If you can say from your heart that you want to know and believe this doctrine, if it is Bible doctrine, then you can know. Start with the fact of the thousand years reign. "They shall be priests of God and of Christ, and shall reign with him a thousand years," Rev. 20:6. Quit trying to pile up difficulties before this plainly stated Bible fact. Com­mence with the fact and work out from there.


CONCLUSION

In closing this work offer to the reader this line of thought to pursue that will help him in his study:

1.               Make up your mind that you will believe whatever the Bible says even if you do not understand all about it.

2.               Make up your mind that a plainly stated truth in the Bible cannot be disproven by some other part of the Bible.

3.               Remember that all prophecy of God's Word must have its fulfillment sometime, somewhere, Matt. 24:25.

4.               Remember that the system that cannot embrace all Bible truth is not big enough.

5.               Any interpretation of the Bible that must discard a plainly stated truth in God's Word is a wrong interpre­tation.

6.               God's Word plainly states that certain persons "Shall reign with him (Christ) a thousand years."

7.               This statement from God's Word demands your honest attention and may not be waived aside.

8.               Since it is in the Bible, then what will you do with it?

9.               All animals ate herbs, not flesh, in the beginning, Gen. 1:30.

10.            Another age is coming in which animals will eat grass again, Isa. 11:6, 7.

11.            Do you have a place for this in your system of interpretation?

12.            There will be weaned and sucking children in that age, Isa. 11:8, 9.

13.            Serpents will be harmless to these children then, Isa. 11:8, 9.

14.            What will you do with this prophecy and at what age will you put it?

15.            Isn't it a fact that all children must have parents?

16.            Does not Jesus teach that glorified people do not marry and will therefore not bear children? Luke 20:34-36.

17.            Then must we not look outside the ranks of the glorified saints for the parents of the children in Isa. 11:8, 9, and Isa. 65:23?

18.            Do these things seem marvelous to you? Then read Zech. 8:3-6 and see where the Lord says it is not mar­velous in His eyes.

19.            Does not a kingdom have to have subjects as well as heirs and rulers?

20.            Since "Flesh and blood cannot inherit the king­dom of God," I Cor. 15:50, then must not those who are heirs and rulers of the kingdom be in their resurrected or glorified bodies?

21.            Does this not show that the saints must have their resurrection before they can do their reigning?

22.            Is not the resurrection of the body of the saints under consideration in the 15th chapter of First Corin­thians?

23.            If flesh and blood cannot inherit the kingdom of God, then must not the saints who are to reign with Christ and inherit the kingdom have their resurrection before they do their reigning?

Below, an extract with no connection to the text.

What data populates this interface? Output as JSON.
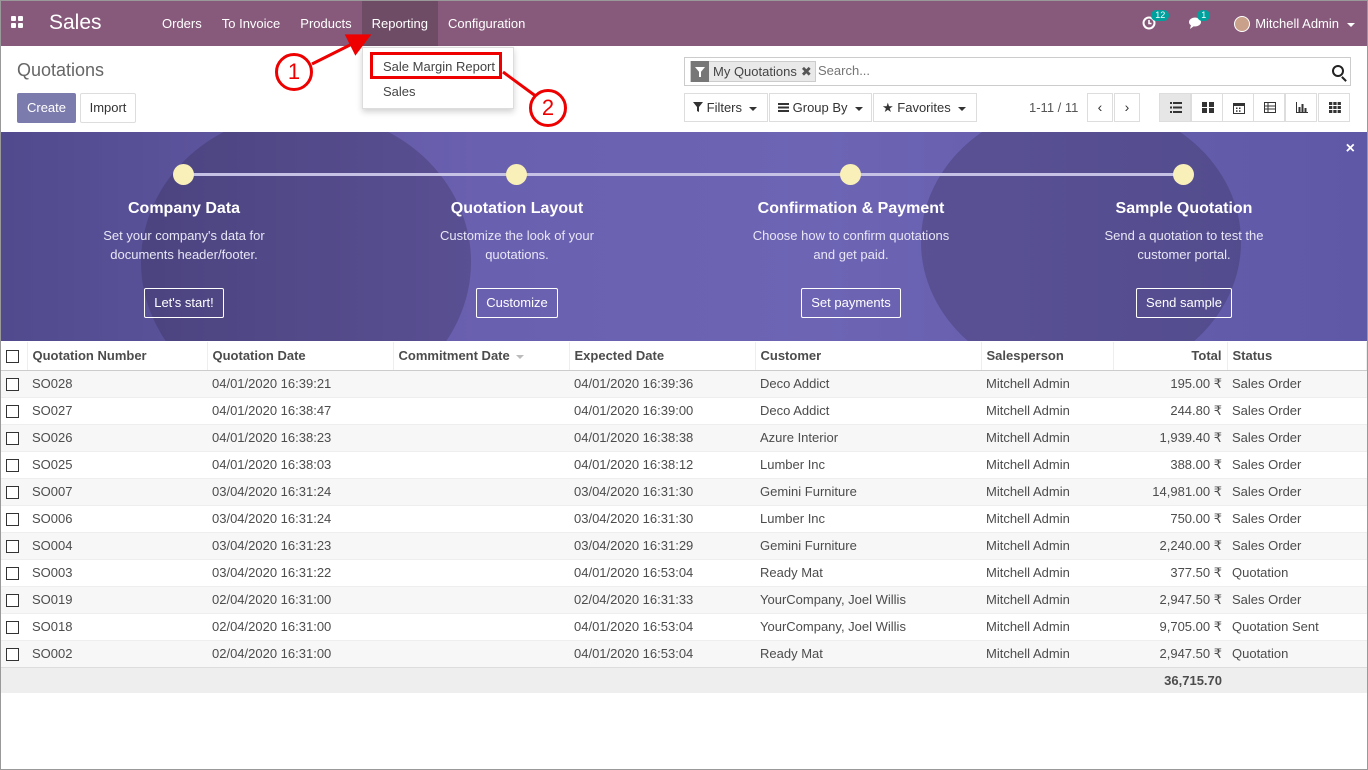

24.            Is this not exactly what Premillennialists teach about the first resurrection and the thousand years reign?

26.            Do not confuse the heirs of the kingdom, who must be in their resurrected bodies, with the subjects of the kingdom who will be in their natural bodies.

27.            Are the heirs of a kingdom and the subjects of a kingdom the same people? 

28.            There are three phases of the kingdom to be reck­oned with, Mark 4:26-28.

29.            The millennial reign is only one of these phases.

30.            Jesus taught that the twelve apostles should sit on twelve thrones judging the twelve tribes of Israel, Matt. 19:28.

31.            This makes necessary the re-gathering of those twelve tribes, so Jesus taught the re-gathering of Israel.

32.            This makes necessary the resurrection of the apostles before they can reign over re-gathered Israel.

33.            This puts the resurrection of the saints before their reigning, even as taught in Rev. 20:5, 6.

34.            The apostles are to sit on their thrones when Christ sits on His throne, Matt. 19:28.

35.            The apostles cannot do their judging until Christ returns, for we read in I Cor. 4:4: "Judge nothing before the time, until the Lord come."

36.            Jesus says He will sit on the throne of His glory when He comes in the glory of His Father and the angels with Him, Matt. 25:31.

37.            Since the twelve apostles are to sit on their twelve thrones when Jesus sits on His throne, then they will sit on their thrones when Jesus comes back and sits on His throne.

38.            When Jesus comes back the saints will have their resurrected bodies, I Cor. 15:22, 23.

39.            Since flesh and blood cannot inherit the kingdom of God then the twelve apostles must be resurrected before they can sit on their thrones and inherit the promise Jesus gave to them.

40.            Jerusalem is to be called the throne of the Lord, Jer. 3:17.

41.            At that time the twelve tribes, over which the twelve apostles are to reign, including both Judah and Is­rael, are to be re-gathered to their land, Jer. 3:17, 18.

42.            There were mysteries about the kingdom that were not made known to the old prophets, Matt. 13:35.

43.            One of these mysteries was that the kingdom was to have three phases, Mark 4:26-28.

44.            They only saw the kingdom enduring without an end, Isa. 9:7.

45.            They foresaw the events of the millennial age, but did not see that phase as separate from the eternal phase.

46.            It remained for the New Testament to make known the three phases, Mark 4:26-28, and to give us the length of the phase of that kingdom on this present earth, II Peter 3:7, 8, and Rev. 20:4-6.

47.            Let the reader carefully examine the outline above, giving careful attention to the references given.